LRT.test.Bootstrap: Bootstrap Likelihood Ratio Test

Description

Conducts a bootstrap likelihood ratio test to compare the fit of two nested models. This test evaluates whether a model with more parameters provides a significantly better fit than a model with fewer parameters by approximating the null distribution through parametric bootstrapping.

Usage

LRT.test.Bootstrap(object1, object2, n.Bootstrap = 100, vis = TRUE)

Value

An object of class "htest" containing:

statistic: Observed likelihood ratio test statistic
parameter: Degrees of freedom (reported as NA since p-value is bootstrap-derived)
p.value: Bootstrap p-value
method: Name of the test ("Bootstrap Likelihood Ratio Test")
data.name: Model comparison description

Arguments

object1: Fitted model object with fewer parameters (i.e., fewer npar, small model).
object2: Fitted model object with more parameters (i.e., more npar, large model).
n.Bootstrap: Number of bootstrap replicates (default = 100). Higher values increase accuracy but computation time (we suggest that n.Bootstrap = 1000).
vis: Logical. If TRUE, displays progress information during bootstrap (default: TRUE).

Details

Note that even the result of LRT.test.Bootstrap should not be taken as the sole criterion; fit indices (e.g., get.fit.index) and classification accuracy measures (e.g., get.entropy, get.AvePP) must be considered together. Above all and the most important criterion, is that the better model is the one that aligns with theoretical expectations and offers clear interpretability.

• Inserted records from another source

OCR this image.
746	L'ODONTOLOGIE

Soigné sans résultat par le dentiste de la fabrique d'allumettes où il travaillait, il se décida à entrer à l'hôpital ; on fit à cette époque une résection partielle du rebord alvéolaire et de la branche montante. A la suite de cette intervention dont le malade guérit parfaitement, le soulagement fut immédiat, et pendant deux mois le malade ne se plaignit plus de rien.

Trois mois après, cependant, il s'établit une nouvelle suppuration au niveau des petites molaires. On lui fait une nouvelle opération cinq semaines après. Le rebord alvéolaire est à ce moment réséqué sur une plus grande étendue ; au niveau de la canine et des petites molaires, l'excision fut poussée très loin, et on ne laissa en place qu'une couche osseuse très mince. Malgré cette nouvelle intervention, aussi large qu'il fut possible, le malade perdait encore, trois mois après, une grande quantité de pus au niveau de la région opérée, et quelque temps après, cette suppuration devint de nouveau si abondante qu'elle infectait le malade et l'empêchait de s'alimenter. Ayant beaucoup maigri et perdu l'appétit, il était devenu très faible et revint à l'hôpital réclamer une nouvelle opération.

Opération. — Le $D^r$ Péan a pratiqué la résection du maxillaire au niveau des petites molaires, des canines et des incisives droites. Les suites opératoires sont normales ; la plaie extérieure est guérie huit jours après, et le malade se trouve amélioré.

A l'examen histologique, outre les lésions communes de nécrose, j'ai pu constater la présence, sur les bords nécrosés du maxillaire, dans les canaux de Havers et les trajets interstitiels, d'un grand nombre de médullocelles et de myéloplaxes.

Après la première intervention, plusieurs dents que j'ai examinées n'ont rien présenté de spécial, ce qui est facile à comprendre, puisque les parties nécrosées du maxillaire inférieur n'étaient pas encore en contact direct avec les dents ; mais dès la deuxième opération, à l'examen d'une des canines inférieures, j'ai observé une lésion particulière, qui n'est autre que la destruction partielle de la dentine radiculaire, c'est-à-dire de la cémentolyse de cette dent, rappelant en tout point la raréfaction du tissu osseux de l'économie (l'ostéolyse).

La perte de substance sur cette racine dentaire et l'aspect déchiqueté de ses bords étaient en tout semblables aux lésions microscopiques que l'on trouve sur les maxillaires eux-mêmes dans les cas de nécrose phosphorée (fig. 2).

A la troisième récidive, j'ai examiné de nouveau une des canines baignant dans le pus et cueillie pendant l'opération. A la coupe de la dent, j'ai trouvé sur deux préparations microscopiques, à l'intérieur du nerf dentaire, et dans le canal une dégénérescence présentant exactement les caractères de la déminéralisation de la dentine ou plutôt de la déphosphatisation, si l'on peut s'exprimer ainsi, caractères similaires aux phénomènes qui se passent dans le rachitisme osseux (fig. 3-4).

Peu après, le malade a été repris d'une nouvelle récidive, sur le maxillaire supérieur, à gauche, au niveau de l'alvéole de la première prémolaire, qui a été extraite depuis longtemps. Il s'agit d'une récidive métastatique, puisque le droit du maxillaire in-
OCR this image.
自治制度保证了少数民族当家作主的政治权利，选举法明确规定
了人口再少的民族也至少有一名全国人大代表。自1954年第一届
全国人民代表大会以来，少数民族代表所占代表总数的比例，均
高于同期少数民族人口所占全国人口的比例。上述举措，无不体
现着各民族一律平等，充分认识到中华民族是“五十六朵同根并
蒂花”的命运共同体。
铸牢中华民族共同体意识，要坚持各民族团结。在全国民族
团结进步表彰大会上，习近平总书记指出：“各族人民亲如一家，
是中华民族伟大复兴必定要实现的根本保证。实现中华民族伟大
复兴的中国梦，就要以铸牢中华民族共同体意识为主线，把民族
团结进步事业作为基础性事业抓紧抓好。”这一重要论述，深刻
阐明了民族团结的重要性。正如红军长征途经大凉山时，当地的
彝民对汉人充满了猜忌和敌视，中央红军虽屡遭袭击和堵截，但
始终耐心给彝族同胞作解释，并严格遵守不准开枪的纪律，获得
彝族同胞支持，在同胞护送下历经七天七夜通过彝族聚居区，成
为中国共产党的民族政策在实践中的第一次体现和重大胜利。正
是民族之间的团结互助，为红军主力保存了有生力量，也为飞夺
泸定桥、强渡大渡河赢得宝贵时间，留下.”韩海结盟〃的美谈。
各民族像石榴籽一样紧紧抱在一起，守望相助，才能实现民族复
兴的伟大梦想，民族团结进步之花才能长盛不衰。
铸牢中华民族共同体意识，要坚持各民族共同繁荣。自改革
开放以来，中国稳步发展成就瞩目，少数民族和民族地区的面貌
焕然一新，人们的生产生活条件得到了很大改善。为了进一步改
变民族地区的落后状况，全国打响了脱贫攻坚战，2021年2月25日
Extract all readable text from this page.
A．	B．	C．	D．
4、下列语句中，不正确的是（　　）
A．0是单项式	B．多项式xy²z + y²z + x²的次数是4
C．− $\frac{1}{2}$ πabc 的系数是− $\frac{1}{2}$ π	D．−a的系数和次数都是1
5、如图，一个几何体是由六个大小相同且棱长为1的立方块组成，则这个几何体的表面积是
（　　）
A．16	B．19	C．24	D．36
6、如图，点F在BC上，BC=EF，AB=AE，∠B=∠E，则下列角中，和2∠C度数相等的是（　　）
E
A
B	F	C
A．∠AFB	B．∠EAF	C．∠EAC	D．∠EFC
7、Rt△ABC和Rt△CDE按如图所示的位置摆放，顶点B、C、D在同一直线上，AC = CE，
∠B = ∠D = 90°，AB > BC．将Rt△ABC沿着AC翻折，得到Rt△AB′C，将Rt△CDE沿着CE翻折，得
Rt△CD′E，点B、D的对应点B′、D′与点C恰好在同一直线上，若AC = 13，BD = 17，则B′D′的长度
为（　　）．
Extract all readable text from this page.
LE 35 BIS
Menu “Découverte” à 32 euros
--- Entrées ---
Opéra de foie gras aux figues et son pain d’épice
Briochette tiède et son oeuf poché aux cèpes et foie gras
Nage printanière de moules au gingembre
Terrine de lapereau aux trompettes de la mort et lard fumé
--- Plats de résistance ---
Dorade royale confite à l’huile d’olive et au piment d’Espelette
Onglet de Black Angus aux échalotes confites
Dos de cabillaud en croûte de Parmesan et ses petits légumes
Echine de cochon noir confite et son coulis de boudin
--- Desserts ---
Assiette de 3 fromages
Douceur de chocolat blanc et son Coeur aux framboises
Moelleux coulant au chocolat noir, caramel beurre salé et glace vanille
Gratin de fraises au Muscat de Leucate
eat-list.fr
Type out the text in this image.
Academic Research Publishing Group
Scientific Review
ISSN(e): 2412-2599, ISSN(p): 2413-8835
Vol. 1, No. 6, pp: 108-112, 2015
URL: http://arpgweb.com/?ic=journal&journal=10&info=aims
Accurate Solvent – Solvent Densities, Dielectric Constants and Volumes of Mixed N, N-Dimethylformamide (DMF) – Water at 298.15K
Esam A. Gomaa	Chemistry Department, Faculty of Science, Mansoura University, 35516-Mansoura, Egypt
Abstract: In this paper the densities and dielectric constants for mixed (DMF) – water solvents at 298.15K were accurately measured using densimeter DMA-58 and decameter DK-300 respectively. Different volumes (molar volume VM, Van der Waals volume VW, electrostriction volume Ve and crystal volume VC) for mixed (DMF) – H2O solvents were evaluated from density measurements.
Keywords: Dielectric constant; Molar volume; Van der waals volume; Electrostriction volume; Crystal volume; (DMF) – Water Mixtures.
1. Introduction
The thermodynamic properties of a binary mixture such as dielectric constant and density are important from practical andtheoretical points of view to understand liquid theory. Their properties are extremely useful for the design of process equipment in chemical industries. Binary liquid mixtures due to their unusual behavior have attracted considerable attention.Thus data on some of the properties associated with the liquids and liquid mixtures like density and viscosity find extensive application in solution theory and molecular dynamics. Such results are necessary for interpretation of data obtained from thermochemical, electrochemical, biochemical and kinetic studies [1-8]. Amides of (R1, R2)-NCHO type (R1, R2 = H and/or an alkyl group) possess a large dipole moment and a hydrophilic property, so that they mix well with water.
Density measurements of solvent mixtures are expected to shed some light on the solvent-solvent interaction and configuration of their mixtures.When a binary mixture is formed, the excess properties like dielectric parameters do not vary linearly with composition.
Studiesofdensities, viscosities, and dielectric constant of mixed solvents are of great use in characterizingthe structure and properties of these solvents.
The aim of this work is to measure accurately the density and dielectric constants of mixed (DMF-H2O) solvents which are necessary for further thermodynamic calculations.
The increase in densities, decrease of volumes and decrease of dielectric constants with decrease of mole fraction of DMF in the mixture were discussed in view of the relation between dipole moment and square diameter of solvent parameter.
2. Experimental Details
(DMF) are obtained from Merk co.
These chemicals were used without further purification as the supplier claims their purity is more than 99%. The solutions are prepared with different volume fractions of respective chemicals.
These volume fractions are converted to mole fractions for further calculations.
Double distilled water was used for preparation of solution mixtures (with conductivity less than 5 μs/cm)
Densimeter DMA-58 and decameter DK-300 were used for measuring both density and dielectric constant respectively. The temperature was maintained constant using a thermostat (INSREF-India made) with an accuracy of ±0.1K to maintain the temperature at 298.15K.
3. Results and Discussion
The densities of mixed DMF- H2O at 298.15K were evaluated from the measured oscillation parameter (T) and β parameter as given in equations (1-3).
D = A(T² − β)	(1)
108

The LRT.test.Bootstrap statistic is calculated as: $$LRT = -2 \times (\text{LogLik}_{1} - \text{LogLik}_{2})$$ where:

$\text{LogLik}_{1}$: Log-likelihood of the smaller model (fewer parameters).
$\text{LogLik}_{2}$: Log-likelihood of the larger model (more parameters).

The LRT.test.Bootstrap function employs a parametric bootstrap procedure to empirically estimate the distribution of the LRT statistic under the null hypothesis (that the smaller model is sufficient). The specific steps are as follows:

Parameter Extraction: The estimated parameters (params) from the smaller model (object1) are treated as the true population values (ground truth).
Data Simulation: The function invokes sim.LCA or sim.LPA to generate n.Bootstrap independent datasets. Each dataset maintains the same sample size (N) and number of indicators (I) as the original empirical data.
Model Re-fitting: For each simulated dataset, both the small model and the large model are re-fitted. To ensure consistency, the estimation settings (e.g., convergence criteria, iterations) are identical to those used for the original models, with the exception that LRT.test.Bootstrap forces par.ini = "random" to avoid local maxima.
Distribution Generation: This process generates n.Bootstrap pairs of $\text{LogLik}_{1, boot}$ and $\text{LogLik}_{2, boot}$, which are used to compute a collection of bootstrap LRT statistics: $LRT_{boot} = -2 \times (\text{LogLik}_{1, boot} - \text{LogLik}_{2, boot})$.
P-value Calculation: The bootstrap $p$-value is calculated as the proportion of simulated $LRT_{boot}$ values that are greater than or equal to the observed $LRT$ statistic from the original data.

This method is particularly recommended for Latent Class and Latent Profile Analysis because the traditional Chi-square distribution for LRT often fails to hold due to parameters being on the boundary of the parameter space (e.g., probabilities near 0 or 1).